In 1997 I almost fell while riding my racing bike. If only I had fallen. But of course you never know. I was left with post-traumatic dystrophy, CRPS, and I believe it is called something else these days. It was a year before I finally knew that. Of course, in the meantime you are constantly looking for what you have. Because you are not in pain, but you are pain, and you want to get rid of it.
Uiteindelijk kwam ik bij de pijnpoli terecht en daar hadden ze een vermoeden en dus stuurde ze me door naar dr. Roos in Leiden. Die heeft uiteindelijk CRPS vastgesteld. Toen ben ik me daar maar in gaan verdiepen, want je krijgt dan een diagnose, maar je hebt geen idee wat het is. Ik ben toen gaan kijken wat het is op internet. Daar schrok ik toen wel van, want je ziet daar natuurlijk meteen de ernstigste gevallen.
An anesthetist in Gouda was then able to help me with my pain in a more targeted manner. I then received manitol treatments. In total I had a three-week treatment five times. Four times that helped somewhat. Not that the pain was gone, but a cushion had been applied, so to speak. The pain was muted. It was more bearable for me.
In the eight years I still had my leg, I went from only being able to walk on my forefoot to being unable to stand or walk on my foot. So I walked with crutches for years, until I finally ended up in a wheelchair. In the first year I had it, I read a message in the newspaper that the Pijn-Hoop Foundation was a walk-in consultancy had. And so I have come to a contact meeting of Pain-Hoop. That helped me so much!

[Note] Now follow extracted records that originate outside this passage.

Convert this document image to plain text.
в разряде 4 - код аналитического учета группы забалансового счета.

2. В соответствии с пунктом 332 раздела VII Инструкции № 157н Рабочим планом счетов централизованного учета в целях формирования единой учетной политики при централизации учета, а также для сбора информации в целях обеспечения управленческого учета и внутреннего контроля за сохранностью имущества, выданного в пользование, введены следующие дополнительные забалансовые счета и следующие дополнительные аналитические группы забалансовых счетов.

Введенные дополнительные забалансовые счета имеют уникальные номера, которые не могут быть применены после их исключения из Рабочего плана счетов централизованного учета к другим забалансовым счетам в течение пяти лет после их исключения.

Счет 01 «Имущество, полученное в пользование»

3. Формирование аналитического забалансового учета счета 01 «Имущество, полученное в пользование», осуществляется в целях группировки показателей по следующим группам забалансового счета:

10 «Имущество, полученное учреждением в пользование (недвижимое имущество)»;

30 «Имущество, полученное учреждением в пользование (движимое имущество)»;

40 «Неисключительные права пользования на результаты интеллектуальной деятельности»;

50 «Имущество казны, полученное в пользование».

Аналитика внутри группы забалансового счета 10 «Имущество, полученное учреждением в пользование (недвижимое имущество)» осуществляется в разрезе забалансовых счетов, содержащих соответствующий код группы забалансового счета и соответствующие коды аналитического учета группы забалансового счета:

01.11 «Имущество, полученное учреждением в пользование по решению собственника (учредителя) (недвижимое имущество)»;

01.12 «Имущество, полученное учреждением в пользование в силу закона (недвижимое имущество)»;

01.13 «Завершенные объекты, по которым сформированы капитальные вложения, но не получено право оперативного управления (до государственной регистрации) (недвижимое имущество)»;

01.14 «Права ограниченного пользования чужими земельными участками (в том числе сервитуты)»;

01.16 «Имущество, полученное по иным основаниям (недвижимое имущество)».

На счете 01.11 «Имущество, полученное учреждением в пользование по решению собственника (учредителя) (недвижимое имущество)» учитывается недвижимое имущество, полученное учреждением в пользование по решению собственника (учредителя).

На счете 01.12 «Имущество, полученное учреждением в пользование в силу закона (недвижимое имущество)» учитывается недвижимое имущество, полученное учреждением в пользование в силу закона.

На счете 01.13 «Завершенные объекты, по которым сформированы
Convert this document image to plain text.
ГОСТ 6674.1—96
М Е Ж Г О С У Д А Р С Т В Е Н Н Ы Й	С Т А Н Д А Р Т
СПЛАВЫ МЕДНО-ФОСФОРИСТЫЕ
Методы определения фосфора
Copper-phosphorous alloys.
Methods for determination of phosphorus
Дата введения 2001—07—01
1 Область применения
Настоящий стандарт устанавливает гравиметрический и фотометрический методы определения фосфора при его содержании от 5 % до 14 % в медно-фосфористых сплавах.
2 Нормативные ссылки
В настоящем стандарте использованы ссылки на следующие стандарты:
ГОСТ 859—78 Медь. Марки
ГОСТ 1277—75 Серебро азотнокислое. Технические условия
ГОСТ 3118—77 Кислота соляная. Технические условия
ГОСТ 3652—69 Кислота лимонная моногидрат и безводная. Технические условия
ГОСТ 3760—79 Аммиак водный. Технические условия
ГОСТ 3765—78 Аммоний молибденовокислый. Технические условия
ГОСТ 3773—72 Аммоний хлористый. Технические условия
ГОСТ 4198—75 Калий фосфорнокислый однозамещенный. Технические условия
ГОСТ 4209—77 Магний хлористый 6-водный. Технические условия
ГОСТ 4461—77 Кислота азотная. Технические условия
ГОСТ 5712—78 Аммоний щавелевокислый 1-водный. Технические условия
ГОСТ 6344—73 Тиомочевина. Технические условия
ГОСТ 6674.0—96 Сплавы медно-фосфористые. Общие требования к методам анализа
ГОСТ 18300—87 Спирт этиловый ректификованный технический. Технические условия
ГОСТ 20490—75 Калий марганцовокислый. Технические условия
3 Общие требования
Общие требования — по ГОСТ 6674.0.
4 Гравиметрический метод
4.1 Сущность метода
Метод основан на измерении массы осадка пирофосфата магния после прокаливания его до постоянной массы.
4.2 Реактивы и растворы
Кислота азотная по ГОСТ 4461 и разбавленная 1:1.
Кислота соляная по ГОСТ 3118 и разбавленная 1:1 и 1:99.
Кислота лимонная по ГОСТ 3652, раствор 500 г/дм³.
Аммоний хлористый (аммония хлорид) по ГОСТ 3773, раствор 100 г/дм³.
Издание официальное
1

Going there made me think a lot more about what should I do and where do I want to go. So I went to a rehabilitation doctor via my GP. I wanted to know what I could still achieve at this stage. When I came to rehabilitation, I learned relaxation exercises. That helped me enormously. Because when you are in pain, you start to tighten or tighten everything and that only makes it worse. Because of my positive nature I have it advice and tips from the Pijn-Hoop Foundation caught much faster than others. After a year I led the group together with Hans. And after another year I joined the framework and became active at a national level.
To finish my story: At one point I was walking to the toilet with crutches and I slipped on an autumn leaf that had blown in and fell on my sore leg. I ended up in the emergency room and they took pictures, but then they couldn't even tell from my bone structure whether it was broken. My bone was also affected by the CRPS and because I no longer used my leg, the leg was also completely fused. And then I was done! There could only be one option and that was amputation. They first wanted to try out a pump for the pain. But through the Pain-Hope Foundation I knew that academic hospitals often have trials and then they have to give so many patient patients a pump and so many patients a pill. Because you talk to each other about the things that happen in hospitals during the contact meetings. And I just knew that wouldn't help me.
Ik had doordat ik bij Pijn-Hoop was veel meer gelezen en was ook bezig met als dit zo blijft en dus niet overgaat, wat wil ik dan met dat been. Want als ze op één of andere manier met een pilletje zouden kunnen zorgen dat ik geen pijn meer zou hebben, zou ik nog steeds niet op dat been kunnen lopen. Dus voor mij was het duidelijk dat er maar één optie was en dat was amputeren. Ik wilde in Groningen geopereerd worden, want ik had uit gezocht waar de beste specialist voor amputatie in verband met CRPS zat. Ik kwam binnen en nog voordat hij me een hand gaf, keek hij naar mijn been en zei: “Dat is geen kwestie van ja of nee” en belde meteen zijn collega om een amputatie in te plannen. Daarna gaf hij me pas een hand. En na een maand is mijn onderbeen in 2005 geamputeerd. En ik kan alles weer: ik loop, ik fiets. Ik kan natuurlijk niet rennen of sporten en mijn fiets is wel wat aangepast. Maar ik doe weer van alles.
At the contact meeting we once talked about fear for the future. My fear was that I wouldn't be able to walk behind my grandchildren's stroller. But I did everything. I have eight grandchildren and, thanks to the amputation, I have been able to walk behind all the strollers. My motto was to go forward and see what I want to do and then see if I could take steps towards that. And so I did, and I still do. I now want to see how I can expand my walking. My pain has changed since the amputation. I was in tremendous pain and could not tolerate anything on my leg. I now suffer mainly from changes in the weather and I have phantom pain. But you actually mainly have that when you think about your leg. So you have to distract yourself and not worry about that. And that works fine. I'm busy with all kinds of things. And I haven't actually taken any painkillers since 2017. I reduced that very, very slowly at my own pace. If I still have pain that persists, I take paracetamol.
I hope that others will find my story useful and can then have a more positive outlook on life. That they realize that it does not mean the end of your life if you have chronic pain. But also that they know that you can learn a lot at Pijn-Hoop. You can learn so much there that you can just move on!